美意識ってなんだろう 『教育哲学ノート』より

 音楽と身体を関係づけて<教育のありかた>や<教育臨床心理学のありかた>をまさぐっていきたい。そのためには私のコンプレックスの源泉と向き合わなくてはならない。私の叔父と同化することが必要なのである。このことは間違ったことなのかもしれない。私の父の死により叔父の考えていた「運動の美意識」における問題をのりこえなければ、私は心の闇をのりこえることはできないと直観している。―体操競技クラシック・バレエの身体をとおした哲学によって、教育哲学や教育臨床心理学における師と弟子の「間柄」における様々な問題がときほぐされる<気>がしてならないのである。そのためには、高等学校の器械体操部に出向き、<生き生きとした魂のほとばしり>に出会いながらも、あるべき教育哲学のマイル・ストーンを探ることが理性の命ずる必要条件であろう。我が大学には残念なことに器械体操部が存在しなかった。そのために私はクラシック・バレエに出会ったが、そこで<意識の流れ>の問題と音楽との「間柄」の問題を「場所」に<立つ>ことによって想起することができた。また、クラシック・バレエの世界では師と弟子または我と汝の「間柄」の問題が重要であることを身体をとおして学ぶことができた。体操競技のA級国際審判員の資格を持つ私の叔父によれば「体操競技の世界の人間がクラシック・バレエを観ることはあってもその逆はありえない」と語っていた。叔父の恩師の<動きかた>はクラシック・バレエおよび能楽の理論である『花伝書』を完璧に具現化しているため、観ている者に<ただならぬ雰囲気>と<安心>をあたえることができる。しかし、そこにいたる道程には血のにじむ努力の積み重ねに<立つ>ものであり、現在の体操界においてこの<身体知>および<美学>を具現化することは非常に難しく、<時間>がかかるために、正確に理論家し、具現化する者はまだいない。

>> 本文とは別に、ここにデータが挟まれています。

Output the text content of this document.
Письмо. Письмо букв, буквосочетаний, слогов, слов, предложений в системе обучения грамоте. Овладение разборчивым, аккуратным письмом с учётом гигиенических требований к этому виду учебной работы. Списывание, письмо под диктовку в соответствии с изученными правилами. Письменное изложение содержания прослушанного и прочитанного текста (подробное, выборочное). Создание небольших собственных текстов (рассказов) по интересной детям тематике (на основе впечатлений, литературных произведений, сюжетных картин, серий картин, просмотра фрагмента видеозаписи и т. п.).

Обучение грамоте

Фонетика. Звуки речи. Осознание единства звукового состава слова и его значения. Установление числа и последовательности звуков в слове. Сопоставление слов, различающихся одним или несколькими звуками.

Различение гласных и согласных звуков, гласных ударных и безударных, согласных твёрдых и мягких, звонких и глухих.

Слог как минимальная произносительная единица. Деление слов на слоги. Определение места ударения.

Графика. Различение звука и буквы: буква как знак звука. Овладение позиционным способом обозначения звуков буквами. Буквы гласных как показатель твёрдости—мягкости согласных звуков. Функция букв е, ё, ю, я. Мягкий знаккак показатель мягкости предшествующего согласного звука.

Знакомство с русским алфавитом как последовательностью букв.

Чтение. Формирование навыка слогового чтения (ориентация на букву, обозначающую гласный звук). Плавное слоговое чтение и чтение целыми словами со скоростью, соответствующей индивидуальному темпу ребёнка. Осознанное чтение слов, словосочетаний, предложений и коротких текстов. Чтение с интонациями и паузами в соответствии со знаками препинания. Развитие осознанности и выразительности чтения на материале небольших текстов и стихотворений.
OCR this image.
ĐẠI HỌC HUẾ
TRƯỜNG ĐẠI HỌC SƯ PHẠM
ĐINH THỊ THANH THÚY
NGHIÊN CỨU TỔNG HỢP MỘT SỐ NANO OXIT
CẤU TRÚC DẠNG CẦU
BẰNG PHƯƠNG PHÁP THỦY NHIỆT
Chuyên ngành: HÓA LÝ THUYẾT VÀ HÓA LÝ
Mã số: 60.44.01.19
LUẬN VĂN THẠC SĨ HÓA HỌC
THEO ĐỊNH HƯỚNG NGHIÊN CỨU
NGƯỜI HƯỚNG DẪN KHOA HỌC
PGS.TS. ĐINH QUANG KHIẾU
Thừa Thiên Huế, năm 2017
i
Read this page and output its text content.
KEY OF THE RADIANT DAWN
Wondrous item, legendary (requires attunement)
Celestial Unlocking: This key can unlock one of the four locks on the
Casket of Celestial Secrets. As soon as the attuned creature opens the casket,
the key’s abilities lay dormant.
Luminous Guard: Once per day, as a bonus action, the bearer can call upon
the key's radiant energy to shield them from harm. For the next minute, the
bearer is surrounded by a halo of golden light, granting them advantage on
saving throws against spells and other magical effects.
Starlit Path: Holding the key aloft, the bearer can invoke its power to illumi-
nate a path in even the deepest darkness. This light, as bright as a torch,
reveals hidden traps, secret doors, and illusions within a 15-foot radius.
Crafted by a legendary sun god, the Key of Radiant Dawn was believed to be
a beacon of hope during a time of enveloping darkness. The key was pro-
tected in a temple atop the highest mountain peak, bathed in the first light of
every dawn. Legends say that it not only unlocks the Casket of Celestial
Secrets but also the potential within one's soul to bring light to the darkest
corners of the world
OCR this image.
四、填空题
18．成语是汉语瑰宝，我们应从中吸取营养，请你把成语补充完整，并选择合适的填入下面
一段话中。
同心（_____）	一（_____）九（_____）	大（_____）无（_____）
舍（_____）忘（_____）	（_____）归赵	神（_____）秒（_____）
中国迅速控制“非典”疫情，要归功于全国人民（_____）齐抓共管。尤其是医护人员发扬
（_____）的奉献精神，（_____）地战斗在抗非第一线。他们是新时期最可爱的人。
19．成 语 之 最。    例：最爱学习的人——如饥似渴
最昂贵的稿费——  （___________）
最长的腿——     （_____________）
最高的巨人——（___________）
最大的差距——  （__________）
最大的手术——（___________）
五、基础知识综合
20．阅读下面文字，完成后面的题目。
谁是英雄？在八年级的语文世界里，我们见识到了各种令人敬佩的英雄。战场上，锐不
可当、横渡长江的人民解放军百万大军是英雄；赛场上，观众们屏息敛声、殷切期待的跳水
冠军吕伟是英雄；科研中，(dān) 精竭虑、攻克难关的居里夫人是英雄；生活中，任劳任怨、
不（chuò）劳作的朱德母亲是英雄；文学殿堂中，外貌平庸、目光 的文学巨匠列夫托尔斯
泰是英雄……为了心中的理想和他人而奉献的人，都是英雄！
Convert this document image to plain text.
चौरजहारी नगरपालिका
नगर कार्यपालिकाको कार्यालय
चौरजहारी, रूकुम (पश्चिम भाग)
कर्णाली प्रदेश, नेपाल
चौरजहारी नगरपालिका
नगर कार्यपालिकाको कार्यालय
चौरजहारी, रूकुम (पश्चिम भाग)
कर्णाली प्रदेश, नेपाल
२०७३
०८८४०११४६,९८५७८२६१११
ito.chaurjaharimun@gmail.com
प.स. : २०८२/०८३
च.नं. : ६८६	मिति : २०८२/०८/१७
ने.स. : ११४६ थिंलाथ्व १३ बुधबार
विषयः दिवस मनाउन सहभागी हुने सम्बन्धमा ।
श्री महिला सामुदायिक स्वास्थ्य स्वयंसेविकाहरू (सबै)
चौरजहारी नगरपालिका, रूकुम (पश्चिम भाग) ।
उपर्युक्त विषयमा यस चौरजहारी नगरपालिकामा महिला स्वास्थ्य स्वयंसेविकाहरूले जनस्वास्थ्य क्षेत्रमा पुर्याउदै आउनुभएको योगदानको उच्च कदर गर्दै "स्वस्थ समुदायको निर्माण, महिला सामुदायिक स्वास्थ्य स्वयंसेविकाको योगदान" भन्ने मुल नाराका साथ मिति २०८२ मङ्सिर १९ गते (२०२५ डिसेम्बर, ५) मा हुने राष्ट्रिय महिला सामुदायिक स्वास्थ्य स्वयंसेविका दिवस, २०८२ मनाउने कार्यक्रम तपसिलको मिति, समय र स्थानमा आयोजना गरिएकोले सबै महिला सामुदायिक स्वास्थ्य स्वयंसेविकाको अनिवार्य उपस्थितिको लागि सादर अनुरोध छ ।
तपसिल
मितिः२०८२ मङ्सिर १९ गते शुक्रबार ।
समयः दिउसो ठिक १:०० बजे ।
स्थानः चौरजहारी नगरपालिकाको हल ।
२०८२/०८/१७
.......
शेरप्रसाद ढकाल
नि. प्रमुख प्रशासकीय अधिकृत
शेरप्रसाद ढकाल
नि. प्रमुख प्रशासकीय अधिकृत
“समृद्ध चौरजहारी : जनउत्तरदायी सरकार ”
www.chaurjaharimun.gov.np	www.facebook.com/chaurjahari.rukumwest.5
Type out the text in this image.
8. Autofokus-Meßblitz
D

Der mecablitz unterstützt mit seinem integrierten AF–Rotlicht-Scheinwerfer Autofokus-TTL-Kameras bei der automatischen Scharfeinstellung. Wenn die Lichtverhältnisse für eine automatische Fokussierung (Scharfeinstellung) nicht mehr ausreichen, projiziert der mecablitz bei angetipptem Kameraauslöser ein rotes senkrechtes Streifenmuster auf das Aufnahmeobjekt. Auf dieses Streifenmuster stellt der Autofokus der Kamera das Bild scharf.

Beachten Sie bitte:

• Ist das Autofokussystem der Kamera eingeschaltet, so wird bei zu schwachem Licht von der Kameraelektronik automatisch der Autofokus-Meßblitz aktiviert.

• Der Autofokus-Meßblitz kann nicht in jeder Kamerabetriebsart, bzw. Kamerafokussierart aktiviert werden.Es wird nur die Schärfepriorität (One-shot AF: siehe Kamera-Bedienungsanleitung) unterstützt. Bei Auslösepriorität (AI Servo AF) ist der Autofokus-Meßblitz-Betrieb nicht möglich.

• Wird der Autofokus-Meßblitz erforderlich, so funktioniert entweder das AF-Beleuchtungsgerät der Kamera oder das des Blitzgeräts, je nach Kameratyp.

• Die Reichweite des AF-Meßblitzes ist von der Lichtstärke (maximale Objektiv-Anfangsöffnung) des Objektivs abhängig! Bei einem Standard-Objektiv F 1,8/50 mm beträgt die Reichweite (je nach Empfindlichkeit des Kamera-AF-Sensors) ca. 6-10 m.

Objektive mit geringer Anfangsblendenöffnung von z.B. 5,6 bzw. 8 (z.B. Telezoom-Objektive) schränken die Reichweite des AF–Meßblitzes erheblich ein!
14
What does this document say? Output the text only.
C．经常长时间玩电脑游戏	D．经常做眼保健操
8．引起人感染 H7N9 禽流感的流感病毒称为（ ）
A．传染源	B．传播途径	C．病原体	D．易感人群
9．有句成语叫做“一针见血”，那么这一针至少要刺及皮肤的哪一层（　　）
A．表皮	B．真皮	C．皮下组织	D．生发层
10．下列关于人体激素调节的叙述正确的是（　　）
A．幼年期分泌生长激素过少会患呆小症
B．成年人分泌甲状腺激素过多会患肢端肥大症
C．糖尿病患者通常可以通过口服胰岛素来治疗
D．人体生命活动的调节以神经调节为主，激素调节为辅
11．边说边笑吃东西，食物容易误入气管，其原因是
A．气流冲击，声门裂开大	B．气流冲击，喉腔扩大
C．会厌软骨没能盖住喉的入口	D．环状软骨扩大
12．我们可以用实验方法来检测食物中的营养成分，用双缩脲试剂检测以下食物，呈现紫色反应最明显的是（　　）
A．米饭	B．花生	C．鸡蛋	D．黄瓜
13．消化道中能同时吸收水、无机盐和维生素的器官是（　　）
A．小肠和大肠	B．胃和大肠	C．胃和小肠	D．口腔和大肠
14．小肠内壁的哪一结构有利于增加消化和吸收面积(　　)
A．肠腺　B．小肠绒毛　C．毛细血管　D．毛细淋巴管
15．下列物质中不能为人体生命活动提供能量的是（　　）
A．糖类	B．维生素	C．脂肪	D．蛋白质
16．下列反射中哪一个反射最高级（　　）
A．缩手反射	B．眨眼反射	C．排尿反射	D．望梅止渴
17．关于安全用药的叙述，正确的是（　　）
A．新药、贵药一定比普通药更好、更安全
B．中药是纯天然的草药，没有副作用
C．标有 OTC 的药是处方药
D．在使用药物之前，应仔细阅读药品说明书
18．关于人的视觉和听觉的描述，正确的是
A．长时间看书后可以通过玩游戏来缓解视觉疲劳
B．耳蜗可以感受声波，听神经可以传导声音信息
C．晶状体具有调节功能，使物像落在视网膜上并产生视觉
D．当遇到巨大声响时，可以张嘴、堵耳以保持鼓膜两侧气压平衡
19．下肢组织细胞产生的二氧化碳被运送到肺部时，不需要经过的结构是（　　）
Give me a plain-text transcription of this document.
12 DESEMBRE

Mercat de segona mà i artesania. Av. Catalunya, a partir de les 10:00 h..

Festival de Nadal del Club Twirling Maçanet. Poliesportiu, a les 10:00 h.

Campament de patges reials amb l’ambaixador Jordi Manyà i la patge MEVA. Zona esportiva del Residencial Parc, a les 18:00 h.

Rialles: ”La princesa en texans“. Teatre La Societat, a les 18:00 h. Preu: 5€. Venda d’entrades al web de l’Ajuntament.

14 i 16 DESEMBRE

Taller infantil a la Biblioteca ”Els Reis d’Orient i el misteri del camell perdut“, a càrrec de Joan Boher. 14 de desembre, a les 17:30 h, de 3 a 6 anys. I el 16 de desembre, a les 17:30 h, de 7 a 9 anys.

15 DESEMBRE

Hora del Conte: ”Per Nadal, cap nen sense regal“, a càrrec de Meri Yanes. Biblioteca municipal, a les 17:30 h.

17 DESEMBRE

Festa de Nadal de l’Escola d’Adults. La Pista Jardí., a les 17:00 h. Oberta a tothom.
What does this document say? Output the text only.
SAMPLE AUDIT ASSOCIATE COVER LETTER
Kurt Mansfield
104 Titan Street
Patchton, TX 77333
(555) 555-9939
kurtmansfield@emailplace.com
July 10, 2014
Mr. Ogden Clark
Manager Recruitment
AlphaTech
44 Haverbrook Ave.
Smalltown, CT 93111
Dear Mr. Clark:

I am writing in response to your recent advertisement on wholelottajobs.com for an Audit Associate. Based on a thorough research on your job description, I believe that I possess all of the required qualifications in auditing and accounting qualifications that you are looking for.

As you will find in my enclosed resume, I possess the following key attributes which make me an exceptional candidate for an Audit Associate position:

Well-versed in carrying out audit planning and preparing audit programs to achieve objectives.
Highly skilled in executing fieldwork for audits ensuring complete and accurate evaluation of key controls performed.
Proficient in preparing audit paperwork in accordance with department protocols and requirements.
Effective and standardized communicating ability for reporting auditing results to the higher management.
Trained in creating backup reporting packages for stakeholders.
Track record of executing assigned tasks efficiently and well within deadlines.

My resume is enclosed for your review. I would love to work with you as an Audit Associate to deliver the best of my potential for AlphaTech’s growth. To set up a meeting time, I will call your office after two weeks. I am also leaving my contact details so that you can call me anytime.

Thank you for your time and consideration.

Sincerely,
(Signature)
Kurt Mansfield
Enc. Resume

 日本哲学のなかで禅体験はきってもきれない関係である。そしてこの禅体験と能楽の世界はきわめて近いものがある。私は学生生活をとおして日本哲学や身体の表現を体操競技およびクラシック・バレエの比較から考察していきたいとかんがえている。そこから醸し出されたことは『教育哲学ショート・ショート』として<おとぎばなし>として文章表現していきたい。このことが、体操競技およびクラシック・バレエにおける「世間」における認識の誤解を<ときほぐす>ものであるようにと切実に私念している。